You can and you will get and extra discount on the Garmin price list when purchasing a GPS from us.

Garmin makes brackets for each of their GPS models. For their new models line of products the bracket is quite adequate and sufficiently sturdy to withstand and hold the GPS in place even if you ride on the jerkiest of the trails.
Nevertheless it is always advisable to implement some form of preventing the accidental loss of the GPS in case this is to come off the bracket during the race. In most cases a loose piece of string tied tight around the handlebar does the job.
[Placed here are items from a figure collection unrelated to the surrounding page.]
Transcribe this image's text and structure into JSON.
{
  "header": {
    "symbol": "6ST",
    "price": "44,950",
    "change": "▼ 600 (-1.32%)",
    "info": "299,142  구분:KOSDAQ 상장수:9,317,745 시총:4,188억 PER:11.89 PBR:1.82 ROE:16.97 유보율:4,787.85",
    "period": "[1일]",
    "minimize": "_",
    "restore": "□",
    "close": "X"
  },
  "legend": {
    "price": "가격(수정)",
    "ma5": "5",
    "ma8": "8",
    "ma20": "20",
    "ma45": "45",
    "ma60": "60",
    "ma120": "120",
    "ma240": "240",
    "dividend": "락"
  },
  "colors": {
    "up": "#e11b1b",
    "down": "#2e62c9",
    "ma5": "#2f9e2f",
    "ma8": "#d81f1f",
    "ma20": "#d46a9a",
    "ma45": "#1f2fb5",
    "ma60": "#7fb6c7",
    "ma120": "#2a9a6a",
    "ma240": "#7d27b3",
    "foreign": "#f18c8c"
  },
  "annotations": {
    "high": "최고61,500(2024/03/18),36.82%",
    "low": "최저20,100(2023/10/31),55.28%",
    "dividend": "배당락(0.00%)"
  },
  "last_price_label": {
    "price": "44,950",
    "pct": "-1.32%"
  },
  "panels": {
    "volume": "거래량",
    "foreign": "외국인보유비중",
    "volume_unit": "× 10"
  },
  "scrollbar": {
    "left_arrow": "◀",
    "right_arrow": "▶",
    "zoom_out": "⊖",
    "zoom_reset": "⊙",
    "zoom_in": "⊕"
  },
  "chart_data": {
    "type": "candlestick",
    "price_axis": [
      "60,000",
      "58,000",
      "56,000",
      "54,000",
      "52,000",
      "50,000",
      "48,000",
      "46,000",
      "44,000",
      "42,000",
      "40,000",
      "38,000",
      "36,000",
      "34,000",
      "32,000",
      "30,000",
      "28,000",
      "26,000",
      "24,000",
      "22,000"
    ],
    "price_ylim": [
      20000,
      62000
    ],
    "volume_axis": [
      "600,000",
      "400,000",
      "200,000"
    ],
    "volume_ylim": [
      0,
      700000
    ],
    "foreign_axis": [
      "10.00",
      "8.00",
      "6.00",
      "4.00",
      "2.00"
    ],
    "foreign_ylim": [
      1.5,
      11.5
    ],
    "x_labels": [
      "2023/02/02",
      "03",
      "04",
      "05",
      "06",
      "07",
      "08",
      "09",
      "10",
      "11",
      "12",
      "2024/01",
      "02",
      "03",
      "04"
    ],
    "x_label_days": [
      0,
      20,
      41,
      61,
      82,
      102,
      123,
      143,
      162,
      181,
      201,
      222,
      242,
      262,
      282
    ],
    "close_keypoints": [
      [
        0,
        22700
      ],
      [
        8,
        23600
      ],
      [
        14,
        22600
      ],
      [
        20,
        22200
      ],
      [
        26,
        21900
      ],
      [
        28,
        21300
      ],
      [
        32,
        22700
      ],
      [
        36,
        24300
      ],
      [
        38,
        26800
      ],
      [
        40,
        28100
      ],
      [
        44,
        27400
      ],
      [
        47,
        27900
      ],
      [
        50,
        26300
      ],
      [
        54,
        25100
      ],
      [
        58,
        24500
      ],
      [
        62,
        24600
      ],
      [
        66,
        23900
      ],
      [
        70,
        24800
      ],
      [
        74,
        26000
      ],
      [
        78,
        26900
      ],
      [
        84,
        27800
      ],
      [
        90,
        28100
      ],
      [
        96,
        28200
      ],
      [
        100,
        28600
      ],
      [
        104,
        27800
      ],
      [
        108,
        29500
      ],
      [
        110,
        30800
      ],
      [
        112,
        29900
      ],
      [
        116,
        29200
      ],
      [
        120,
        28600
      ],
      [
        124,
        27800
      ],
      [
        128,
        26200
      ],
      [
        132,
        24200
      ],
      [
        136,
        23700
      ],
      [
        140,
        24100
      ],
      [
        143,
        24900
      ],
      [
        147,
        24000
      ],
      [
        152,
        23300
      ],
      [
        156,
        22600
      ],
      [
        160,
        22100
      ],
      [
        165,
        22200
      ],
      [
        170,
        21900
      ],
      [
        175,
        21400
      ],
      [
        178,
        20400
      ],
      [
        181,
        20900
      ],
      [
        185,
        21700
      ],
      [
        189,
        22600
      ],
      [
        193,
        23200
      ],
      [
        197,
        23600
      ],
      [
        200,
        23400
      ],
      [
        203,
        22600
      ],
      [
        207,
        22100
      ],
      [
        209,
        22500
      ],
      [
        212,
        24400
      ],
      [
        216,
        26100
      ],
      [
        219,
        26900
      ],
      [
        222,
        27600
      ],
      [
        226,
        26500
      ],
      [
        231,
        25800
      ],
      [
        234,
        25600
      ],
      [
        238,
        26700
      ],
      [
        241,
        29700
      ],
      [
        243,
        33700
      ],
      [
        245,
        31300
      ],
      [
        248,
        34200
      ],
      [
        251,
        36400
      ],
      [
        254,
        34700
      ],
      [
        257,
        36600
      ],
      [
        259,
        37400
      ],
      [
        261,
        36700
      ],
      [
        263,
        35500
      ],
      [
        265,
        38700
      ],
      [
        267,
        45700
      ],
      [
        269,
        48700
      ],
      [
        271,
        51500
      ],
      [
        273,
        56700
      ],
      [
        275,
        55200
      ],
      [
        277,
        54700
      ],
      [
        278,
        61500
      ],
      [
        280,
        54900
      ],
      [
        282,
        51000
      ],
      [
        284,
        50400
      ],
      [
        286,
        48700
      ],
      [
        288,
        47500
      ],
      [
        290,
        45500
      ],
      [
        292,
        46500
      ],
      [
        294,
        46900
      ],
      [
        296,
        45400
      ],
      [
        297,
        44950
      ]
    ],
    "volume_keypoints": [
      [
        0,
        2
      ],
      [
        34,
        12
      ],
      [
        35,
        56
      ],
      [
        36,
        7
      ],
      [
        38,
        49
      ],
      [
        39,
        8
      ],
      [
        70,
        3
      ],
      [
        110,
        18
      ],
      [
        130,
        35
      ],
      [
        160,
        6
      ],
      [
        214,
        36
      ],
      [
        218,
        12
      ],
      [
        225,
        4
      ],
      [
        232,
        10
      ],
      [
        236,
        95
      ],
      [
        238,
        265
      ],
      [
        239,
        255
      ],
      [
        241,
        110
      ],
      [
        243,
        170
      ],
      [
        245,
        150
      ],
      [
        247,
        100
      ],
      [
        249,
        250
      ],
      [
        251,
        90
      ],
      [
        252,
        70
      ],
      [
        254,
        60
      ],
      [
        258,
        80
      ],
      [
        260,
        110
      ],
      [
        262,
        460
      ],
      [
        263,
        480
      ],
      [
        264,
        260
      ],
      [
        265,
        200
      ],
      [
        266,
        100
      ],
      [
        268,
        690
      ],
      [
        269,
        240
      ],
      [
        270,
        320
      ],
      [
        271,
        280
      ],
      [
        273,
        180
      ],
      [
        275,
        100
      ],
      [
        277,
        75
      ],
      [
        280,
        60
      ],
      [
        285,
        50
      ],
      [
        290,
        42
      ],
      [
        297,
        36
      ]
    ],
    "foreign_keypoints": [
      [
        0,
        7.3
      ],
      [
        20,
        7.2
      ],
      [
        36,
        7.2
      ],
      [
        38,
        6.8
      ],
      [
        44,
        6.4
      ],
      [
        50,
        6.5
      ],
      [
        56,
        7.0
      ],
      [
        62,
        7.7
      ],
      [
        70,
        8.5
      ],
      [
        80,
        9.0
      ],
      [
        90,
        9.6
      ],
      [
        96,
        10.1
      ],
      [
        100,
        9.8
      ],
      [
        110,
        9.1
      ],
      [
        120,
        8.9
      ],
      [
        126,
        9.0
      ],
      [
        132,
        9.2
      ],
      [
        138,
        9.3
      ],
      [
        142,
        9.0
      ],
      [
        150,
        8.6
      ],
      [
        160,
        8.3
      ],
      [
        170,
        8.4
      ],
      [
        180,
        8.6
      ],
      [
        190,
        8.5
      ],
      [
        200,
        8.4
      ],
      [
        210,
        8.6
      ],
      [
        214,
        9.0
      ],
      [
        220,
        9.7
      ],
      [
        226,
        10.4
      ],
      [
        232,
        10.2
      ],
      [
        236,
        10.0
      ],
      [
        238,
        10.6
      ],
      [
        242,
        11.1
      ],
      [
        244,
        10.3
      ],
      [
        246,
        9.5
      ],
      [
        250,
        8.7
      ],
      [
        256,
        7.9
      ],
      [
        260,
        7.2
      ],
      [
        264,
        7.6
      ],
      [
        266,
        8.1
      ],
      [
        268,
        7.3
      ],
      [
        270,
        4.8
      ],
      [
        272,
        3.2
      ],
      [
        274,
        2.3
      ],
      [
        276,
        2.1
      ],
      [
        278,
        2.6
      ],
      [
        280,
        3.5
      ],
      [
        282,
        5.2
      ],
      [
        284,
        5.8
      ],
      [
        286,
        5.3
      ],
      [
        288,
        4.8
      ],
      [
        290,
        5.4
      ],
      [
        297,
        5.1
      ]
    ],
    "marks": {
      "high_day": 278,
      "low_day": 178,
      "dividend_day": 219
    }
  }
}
As Garmin agents in Portugal, we Organizers, who are also experienced riders, have the opportunity to test several models of GPS and extensively use them in the race route throughout the year. In the most varied and adverse situations we have evaluated all variables and concluded that the Edge 1030/830 and the Oregon series of GPS are, at this moment, the best GPS for this race. Both the Edge 1030/830 and the Oregon are the most adequate and the ones that better ensure that the racer’s performance is not affected by using a GPS as the race track guidance method.
There are other models that may well do, however they won’t be as efficient and may therefore negatively impact the racer’s overall performance in the race trails. In TransPortugal the GPS is the fundamental piece of equipment, above any bike component, even above the bike itself, therefore neglecting to consider its quality and adequacy to this race by choosing a lower grade device, is not the best way to approach the preparation for the race. Considering our knowledge of the race and the data we prepared to download to the athletes’ GPS, we hereafter forward a list of GPS sorted by their race suitability:

  • 1st - Edge 1030 or 830
  • 2nd - Oregon 700/750 (or the older Oregon 600/650)
  • 3rd - Etrex Touch 35t
  • 4th - Edge 530

Please think carefully on this sentence:
- We believe that the racer who chooses an older Garmin model instead of the Edge 1030/830 or Oregon 700 for instance, will lose a lot more in the race than opting on an SLX rear derailler for his bike instead of an XTR. We do hope you all follow our advice and get one of the recommended ones.

The Race Program on Day Zero (Day 0) foresees a special period of time for the athletes to train on the first part of the Race track. This is great and should also be used to get acquainted with the GPS and its settings for the race.

Except for the Edge models, which have but an internal lithium battery, all the other above mentioned GPSs take a pair of double A alkaline or rechargeable batteries. For these you should at have at least 2 pairs of batteries. You can bring them with you or buy from the Organizers when you get here. We will have them
on sale during the race. We do recommend rechargeable NiMh batteries of at least 2500mA of capacity. From our experience, the best commercially available AA batteries, at the moment, are the Panasonic Eneloop. These will be the ones we will have on sale during the race.

In short the answer is yes, they are compatible.